Europe has long been a leader in renewable energy. Last year, policymakers passed an ambitious set of reforms to take things to the next level, setting a new goal of meeting 32 percent of Europe’s energy needs from renewables by 2030. Google fully supports this ambitious target, and is committed to helping the continent reach its energy and climate goals. One way we can do so is to share successful strategies that we have used to purchase renewable energy for our own operations in Europe.
The European Commission has published a new case study on Google’s renewable energy purchasing. It describes the motivations, principles and methods behind our purchasing in Europe, where we have signed 14 power purchase agreements (PPAs) to purchase electricity from 900 megawatts of wind and solar projects, enabling €1.2 billion in investment across the continent.
As the largest corporate purchaser of renewable energy in the world and the second largest in Europe, we believe corporate PPAs can play a significant role in helping Europe reach its clean energy goals. As the study shows, renewables not only are an important part of solving for climate change, but also make business sense.
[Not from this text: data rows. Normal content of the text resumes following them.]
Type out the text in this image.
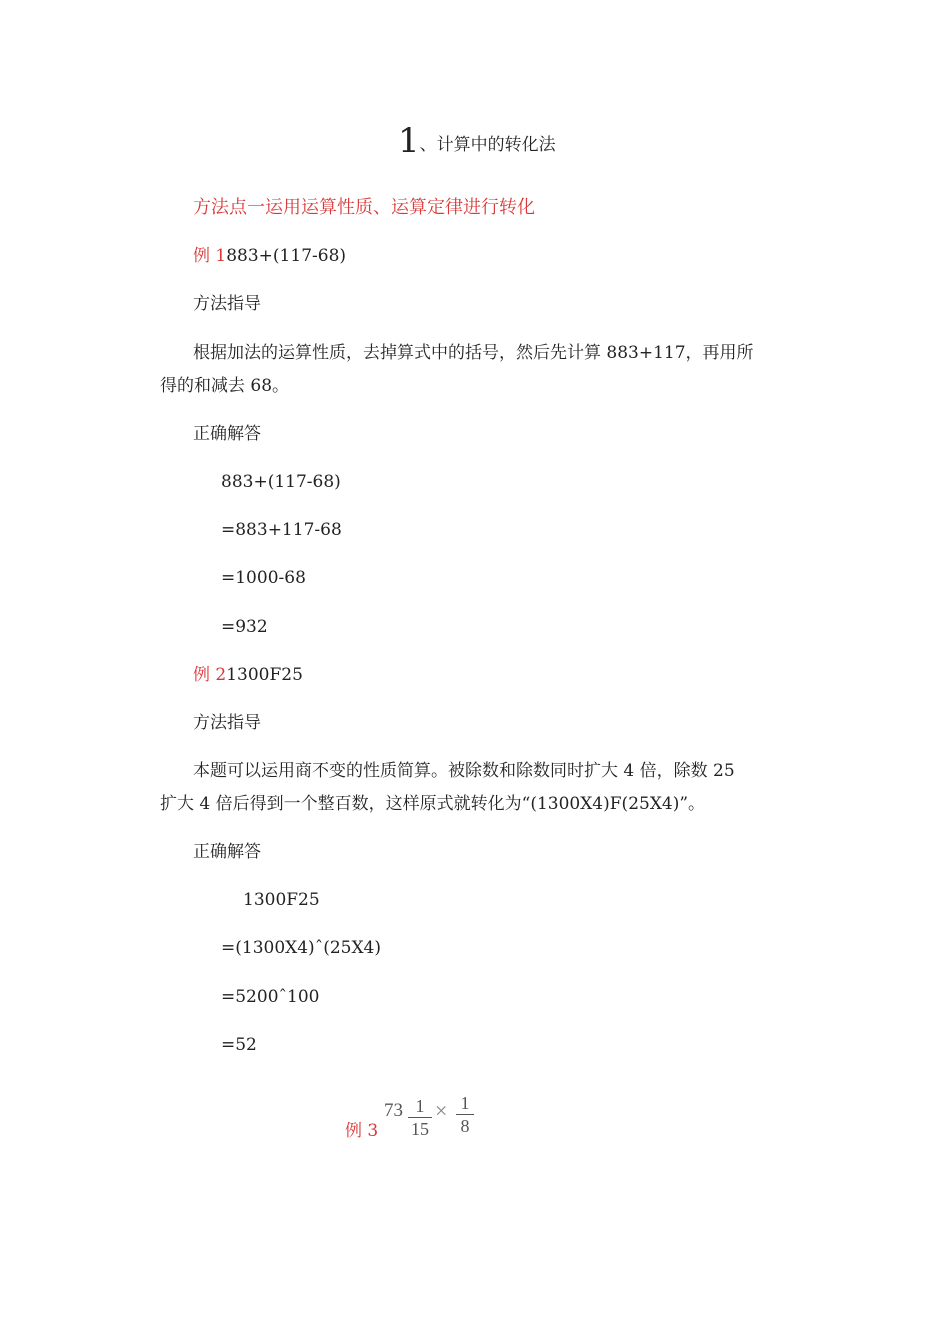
1、计算中的转化法
方法点一运用运算性质、运算定律进行转化
例 1883+(117-68)
方法指导
根据加法的运算性质，去掉算式中的括号，然后先计算 883+117，再用所
得的和减去 68。
正确解答
883+(117-68)
=883+117-68
=1000-68
=932
例 21300F25
方法指导
本题可以运用商不变的性质简算。被除数和除数同时扩大 4 倍，除数 25
扩大 4 倍后得到一个整百数，这样原式就转化为“(1300X4)F(25X4)”。
正确解答
1300F25
=(1300X4)ˆ(25X4)
=5200ˆ100
=52
例 3
73 1
15
× 1
8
In an increasing number of geographic areas, renewable energy is the cheapest form of energy available. Competitive and stable renewable energy prices allow us to reduce our costs and hedge against price increases in the future, which helps us plan the growth of our business.
The case study also provides policy recommendations to encourage more corporate renewable energy purchasing. They include revising policies to drive down the cost of renewables, ensuring that corporate renewable energy buyers receive certification (known as “Guarantees of Origin”) for the electricity that they procure and encouraging cross-border PPAs so that competitive renewable electricity produced in one country can be easily purchased in another.
Google’s work with the European Commission builds on our broader commitment to helping all companies secure a clear and easy path to purchase renewable energy. Last year, we helped launch the RE-Source Platform, a broad coalition of companies and NGOs working to accelerate corporate purchasing of renewables in Europe.
This year is an important one for renewables in Europe, as member state governments create national plans to accelerate their energy transition over the next decade. We’re grateful for the opportunity to work alongside the European Commission to help expand corporate renewable energy sourcing. We hope this case study can help policymakers recognize the important contribution of corporate PPAs to their climate and energy goals, and encourage more companies to explore how cost-effective renewable energy can meet their business needs.